Cerco il profilo di Sam, ma non riesco a trovarlo. Suppongo sia troppo doloroso per lui vedere le nostre foto ad ogni accesso.
Spengo il computer e mi butto a letto. Chiudo gli occhi ed inizio a contare fino a quando il dolore che sento nel petto inizia a scomparire.
Il mio stomaco inizia a far rumore. Ora che ci penso, non mangio niente da ieri. E Allysa non ha niente di commestibile in cucina. Quasi tutto è congelato o richiede del tempo per la preparazione. Meglio cercare qualcosa da mangiare fuori di qui. Prendo le chiavi, una borsa ed esco di casa.

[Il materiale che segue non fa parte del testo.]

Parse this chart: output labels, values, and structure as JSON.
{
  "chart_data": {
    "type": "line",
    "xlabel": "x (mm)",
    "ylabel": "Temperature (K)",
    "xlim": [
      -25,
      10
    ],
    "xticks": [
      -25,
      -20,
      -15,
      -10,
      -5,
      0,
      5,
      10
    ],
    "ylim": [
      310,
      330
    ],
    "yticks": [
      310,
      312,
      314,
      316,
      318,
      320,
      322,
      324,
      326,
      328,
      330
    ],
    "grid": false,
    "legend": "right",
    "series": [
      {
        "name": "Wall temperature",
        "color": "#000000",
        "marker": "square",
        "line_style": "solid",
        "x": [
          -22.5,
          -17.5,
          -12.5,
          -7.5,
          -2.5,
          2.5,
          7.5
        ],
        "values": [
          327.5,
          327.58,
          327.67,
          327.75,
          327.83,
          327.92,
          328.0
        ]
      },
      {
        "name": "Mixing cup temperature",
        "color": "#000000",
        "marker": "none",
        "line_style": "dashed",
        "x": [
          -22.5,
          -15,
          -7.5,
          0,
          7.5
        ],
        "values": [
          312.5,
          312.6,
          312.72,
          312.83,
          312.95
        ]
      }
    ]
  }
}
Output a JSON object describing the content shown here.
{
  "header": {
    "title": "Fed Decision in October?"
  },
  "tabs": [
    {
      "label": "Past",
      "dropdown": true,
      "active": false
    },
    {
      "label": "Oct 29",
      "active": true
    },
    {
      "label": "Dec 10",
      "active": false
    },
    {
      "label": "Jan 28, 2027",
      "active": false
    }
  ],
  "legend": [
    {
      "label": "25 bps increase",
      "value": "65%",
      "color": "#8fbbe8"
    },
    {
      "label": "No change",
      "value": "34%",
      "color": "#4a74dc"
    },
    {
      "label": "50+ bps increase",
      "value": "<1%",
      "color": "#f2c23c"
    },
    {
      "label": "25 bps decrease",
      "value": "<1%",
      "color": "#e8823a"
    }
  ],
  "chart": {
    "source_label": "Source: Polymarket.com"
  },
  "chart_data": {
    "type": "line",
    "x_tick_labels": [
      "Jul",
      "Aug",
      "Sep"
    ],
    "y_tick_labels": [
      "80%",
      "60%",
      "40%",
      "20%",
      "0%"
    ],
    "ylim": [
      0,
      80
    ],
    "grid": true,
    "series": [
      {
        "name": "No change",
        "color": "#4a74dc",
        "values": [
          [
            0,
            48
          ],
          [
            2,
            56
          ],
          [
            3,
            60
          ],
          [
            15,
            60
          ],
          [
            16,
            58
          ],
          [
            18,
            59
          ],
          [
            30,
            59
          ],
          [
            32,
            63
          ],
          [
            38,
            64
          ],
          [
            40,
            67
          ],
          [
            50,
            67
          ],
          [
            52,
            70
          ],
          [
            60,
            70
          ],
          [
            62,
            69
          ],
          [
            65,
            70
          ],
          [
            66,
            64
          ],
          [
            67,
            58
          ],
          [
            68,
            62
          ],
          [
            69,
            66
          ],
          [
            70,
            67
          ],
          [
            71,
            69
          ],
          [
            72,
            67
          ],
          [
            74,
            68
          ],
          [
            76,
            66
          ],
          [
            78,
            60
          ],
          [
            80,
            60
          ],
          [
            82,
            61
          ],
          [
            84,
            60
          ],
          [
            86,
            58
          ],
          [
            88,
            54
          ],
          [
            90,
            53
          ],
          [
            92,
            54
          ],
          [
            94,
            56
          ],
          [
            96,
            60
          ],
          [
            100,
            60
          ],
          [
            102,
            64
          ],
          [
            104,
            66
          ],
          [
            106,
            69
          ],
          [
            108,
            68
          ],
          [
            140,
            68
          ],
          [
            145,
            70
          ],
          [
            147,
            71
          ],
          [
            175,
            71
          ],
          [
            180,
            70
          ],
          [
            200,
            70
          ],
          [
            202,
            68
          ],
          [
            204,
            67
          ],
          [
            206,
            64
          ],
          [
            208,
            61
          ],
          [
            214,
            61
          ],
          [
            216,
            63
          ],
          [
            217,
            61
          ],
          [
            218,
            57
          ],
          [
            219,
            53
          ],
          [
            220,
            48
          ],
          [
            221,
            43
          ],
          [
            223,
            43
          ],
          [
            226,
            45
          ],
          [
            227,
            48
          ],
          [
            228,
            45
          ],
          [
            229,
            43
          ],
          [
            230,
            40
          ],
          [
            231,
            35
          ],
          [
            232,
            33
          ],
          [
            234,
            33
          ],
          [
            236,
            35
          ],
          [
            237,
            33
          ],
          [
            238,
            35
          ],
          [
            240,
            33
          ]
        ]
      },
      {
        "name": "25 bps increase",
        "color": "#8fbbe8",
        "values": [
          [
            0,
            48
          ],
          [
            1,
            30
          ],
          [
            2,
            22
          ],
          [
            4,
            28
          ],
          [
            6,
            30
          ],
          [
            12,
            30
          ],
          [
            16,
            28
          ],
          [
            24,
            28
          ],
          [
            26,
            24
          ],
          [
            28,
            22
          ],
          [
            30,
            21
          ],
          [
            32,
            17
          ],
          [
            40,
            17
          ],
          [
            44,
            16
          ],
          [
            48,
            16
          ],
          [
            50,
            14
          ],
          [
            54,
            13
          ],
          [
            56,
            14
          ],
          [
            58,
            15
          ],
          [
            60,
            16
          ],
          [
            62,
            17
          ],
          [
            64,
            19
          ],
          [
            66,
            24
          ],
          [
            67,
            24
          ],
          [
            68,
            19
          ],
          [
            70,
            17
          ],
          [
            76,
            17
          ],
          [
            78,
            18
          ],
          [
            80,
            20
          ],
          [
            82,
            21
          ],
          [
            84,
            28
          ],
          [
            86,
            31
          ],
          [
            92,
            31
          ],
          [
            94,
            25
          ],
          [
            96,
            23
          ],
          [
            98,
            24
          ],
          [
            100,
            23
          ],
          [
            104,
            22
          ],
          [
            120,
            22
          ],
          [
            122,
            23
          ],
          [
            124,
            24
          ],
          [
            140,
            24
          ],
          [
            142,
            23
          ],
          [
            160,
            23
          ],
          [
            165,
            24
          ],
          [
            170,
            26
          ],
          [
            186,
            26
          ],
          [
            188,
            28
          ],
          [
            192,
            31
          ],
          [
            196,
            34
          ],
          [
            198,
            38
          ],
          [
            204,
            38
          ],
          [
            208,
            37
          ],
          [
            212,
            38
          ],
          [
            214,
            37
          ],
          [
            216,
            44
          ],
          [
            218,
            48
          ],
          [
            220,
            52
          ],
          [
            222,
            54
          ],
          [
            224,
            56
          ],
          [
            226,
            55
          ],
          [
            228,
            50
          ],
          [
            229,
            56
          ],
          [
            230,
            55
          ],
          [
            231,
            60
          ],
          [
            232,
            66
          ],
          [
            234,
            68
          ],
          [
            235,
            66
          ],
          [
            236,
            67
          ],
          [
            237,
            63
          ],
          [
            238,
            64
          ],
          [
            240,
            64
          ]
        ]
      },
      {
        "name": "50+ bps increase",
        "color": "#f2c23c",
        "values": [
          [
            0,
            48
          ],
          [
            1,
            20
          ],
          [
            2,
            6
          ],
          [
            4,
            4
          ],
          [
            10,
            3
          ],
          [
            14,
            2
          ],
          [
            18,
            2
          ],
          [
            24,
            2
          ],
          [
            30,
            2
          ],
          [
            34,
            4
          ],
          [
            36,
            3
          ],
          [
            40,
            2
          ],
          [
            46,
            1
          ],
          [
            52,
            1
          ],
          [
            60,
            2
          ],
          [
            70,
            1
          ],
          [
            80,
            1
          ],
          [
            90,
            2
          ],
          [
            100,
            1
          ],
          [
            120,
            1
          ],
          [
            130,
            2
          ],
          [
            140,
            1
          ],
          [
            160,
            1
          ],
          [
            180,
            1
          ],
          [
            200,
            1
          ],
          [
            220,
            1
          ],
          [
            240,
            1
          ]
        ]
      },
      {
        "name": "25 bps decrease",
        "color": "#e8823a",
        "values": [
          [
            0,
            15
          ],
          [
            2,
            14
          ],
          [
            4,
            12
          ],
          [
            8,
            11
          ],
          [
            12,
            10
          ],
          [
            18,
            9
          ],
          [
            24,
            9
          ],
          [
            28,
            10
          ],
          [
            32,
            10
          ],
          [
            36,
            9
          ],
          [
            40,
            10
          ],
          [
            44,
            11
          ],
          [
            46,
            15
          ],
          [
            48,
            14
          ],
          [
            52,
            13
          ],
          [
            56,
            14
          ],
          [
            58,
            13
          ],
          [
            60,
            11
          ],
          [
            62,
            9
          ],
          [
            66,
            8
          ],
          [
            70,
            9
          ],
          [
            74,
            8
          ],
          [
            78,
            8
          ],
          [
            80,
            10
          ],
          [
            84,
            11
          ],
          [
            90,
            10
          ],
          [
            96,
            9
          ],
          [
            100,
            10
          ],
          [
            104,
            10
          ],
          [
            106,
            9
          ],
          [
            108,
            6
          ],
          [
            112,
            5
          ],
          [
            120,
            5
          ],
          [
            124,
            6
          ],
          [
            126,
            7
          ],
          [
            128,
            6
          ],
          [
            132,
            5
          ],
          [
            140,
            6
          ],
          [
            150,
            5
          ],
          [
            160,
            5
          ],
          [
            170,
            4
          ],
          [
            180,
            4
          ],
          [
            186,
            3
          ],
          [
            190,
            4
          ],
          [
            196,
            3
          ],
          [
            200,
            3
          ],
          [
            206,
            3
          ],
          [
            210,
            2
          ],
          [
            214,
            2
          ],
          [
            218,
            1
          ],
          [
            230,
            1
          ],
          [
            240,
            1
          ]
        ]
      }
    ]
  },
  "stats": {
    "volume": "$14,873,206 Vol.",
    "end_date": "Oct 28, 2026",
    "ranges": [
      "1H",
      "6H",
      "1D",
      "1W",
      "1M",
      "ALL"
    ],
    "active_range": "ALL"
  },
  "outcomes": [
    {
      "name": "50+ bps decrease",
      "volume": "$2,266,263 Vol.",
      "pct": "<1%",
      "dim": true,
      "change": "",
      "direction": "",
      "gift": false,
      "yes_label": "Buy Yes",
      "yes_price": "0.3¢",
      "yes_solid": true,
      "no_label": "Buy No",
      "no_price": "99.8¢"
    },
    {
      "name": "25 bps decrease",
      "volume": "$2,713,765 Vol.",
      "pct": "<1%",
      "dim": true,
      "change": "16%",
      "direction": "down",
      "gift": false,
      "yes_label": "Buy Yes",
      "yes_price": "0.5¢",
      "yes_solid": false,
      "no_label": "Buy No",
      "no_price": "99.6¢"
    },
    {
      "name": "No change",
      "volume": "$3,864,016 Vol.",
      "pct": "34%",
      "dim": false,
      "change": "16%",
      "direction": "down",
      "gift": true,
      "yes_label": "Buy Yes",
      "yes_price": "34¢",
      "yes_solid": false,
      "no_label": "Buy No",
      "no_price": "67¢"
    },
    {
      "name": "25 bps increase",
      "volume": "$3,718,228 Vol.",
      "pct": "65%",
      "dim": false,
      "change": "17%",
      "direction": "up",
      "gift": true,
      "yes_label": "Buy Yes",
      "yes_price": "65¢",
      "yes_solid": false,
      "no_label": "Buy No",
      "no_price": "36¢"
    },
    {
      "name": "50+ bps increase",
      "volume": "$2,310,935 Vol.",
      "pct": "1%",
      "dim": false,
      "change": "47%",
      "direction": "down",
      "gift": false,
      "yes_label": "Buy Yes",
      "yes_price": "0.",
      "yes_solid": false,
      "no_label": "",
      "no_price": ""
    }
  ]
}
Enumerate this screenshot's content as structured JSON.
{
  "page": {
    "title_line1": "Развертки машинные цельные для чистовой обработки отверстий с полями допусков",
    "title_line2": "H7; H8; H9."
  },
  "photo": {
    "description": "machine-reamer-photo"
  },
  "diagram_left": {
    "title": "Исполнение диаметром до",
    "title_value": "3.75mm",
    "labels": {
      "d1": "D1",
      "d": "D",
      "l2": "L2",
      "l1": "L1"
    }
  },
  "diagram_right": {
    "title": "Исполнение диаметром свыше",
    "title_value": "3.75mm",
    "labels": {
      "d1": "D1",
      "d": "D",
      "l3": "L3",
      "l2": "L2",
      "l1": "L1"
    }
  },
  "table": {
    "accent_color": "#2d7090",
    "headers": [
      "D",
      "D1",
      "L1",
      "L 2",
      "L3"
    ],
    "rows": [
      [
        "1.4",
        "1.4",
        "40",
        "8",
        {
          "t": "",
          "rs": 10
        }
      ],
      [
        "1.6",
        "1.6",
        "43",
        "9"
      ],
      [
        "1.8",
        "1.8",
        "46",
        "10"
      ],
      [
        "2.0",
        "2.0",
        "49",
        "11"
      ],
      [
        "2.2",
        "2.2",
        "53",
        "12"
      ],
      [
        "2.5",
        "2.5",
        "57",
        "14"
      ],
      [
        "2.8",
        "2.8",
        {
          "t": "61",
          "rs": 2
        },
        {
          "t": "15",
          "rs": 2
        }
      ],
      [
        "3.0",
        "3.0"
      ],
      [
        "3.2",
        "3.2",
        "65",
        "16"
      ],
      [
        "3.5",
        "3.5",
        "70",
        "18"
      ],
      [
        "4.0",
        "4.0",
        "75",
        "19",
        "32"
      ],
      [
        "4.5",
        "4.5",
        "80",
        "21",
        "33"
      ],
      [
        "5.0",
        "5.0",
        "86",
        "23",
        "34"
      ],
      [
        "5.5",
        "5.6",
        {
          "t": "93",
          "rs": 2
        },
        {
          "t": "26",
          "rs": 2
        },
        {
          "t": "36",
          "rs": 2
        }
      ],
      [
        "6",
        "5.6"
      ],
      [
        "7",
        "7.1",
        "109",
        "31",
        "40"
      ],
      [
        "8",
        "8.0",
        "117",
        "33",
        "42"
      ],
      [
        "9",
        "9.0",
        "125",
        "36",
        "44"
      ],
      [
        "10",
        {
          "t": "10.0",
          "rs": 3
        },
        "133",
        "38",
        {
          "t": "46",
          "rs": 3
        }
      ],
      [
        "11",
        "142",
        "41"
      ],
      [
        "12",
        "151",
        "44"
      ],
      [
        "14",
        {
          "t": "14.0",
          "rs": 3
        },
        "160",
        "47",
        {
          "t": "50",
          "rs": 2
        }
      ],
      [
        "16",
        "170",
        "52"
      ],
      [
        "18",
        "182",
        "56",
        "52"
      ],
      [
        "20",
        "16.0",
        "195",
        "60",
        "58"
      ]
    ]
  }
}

Arrivo alla stessa caffetteria di ieri ed ordino un cappuccino con una torta glassata al cioccolato. Che fame! Divoro mezzo dolce in pochi secondi ed il caffè è delizioso come quello di…
Boom!
Mi scontro di nuovo contro un uomo. Lo stesso di ieri.
-Oh avanti! Devo proprio starti antipatico!-esclama.
E non ho solo versato il mio caffè sulla sua camicia-ancora una volta-, ma mi è anche caduto per terra ciò che resta del mio dolce. Il mio desiderato, delizioso e appetibile dolce.
L’uomo mette le mani sulla vita e sospira guardando il cielo.
-Mi puoi spiegare cosa ho fatto di male per meritarmi questo?-chiede con teatralità senza smettere di guardare verso il cielo.
-Non essere esagerato, è solo un po’ di caffè-dico provando a togliere importanza alla questione.
Ora guarda direttamente me. Ha gli occhi azzurri.
-Un po’ di caffè? Hai detto un po’ di caffè? La camicia di ieri l’ho dovuta buttare perché la macchia non è andata via ed oggi mi butti addosso un po’ di caffè?-domanda irritato.
Credo di dover iniziare a guardare dove vado.
-Ma la camicia di ieri era bianca. Questa volta verrà via. Comunque tu hai buttato la mia colazione per terra!
La camicia che ha addosso non è bianca. E’ azzurra. Sinceramente non credo che la macchia verrà mai via ma lui non saprà mai quello che penso.
-Scusa per averti buttato per terra il piccolo pezzo di dolce che ti rimaneva-ironizza-Puoi tornare nella caffetteria e comprarne un altro in meno di un minuto. Invece io devo tornare a casa a cambiarmi la camicia. O dovrei dire: a buttarla. E così, ho perso tutta la mattinata.
Ed il premio alla persona più insopportabile dell’anno va a(rullo di tamburi)…L’uomo dagli occhi azzurri!
E’ inutile provare a riparare ciò che non può essere sistemato. Andy, alle armi!
-Vai a fanculo!-gli grido.
-Non se ci vai tu-prende il bicchiere con il poco caffè rimasto dentro e me lo butta addosso. Capelli inclusi.
Soffoco un grido.
-Non posso crederci.
Mi ha bagnata! E brucia!
-Arrabbiata? E perché se è solo un po’ di caffè?-sorride con malizia.
Non so cosa sto facendo. Ho smesso di pensare a ciò che faccio e agisco accecata dalla rabbia. Prendo la torta dal suolo e gliela spalmo sulla camicia. Lui mi guarda a bocca aperta.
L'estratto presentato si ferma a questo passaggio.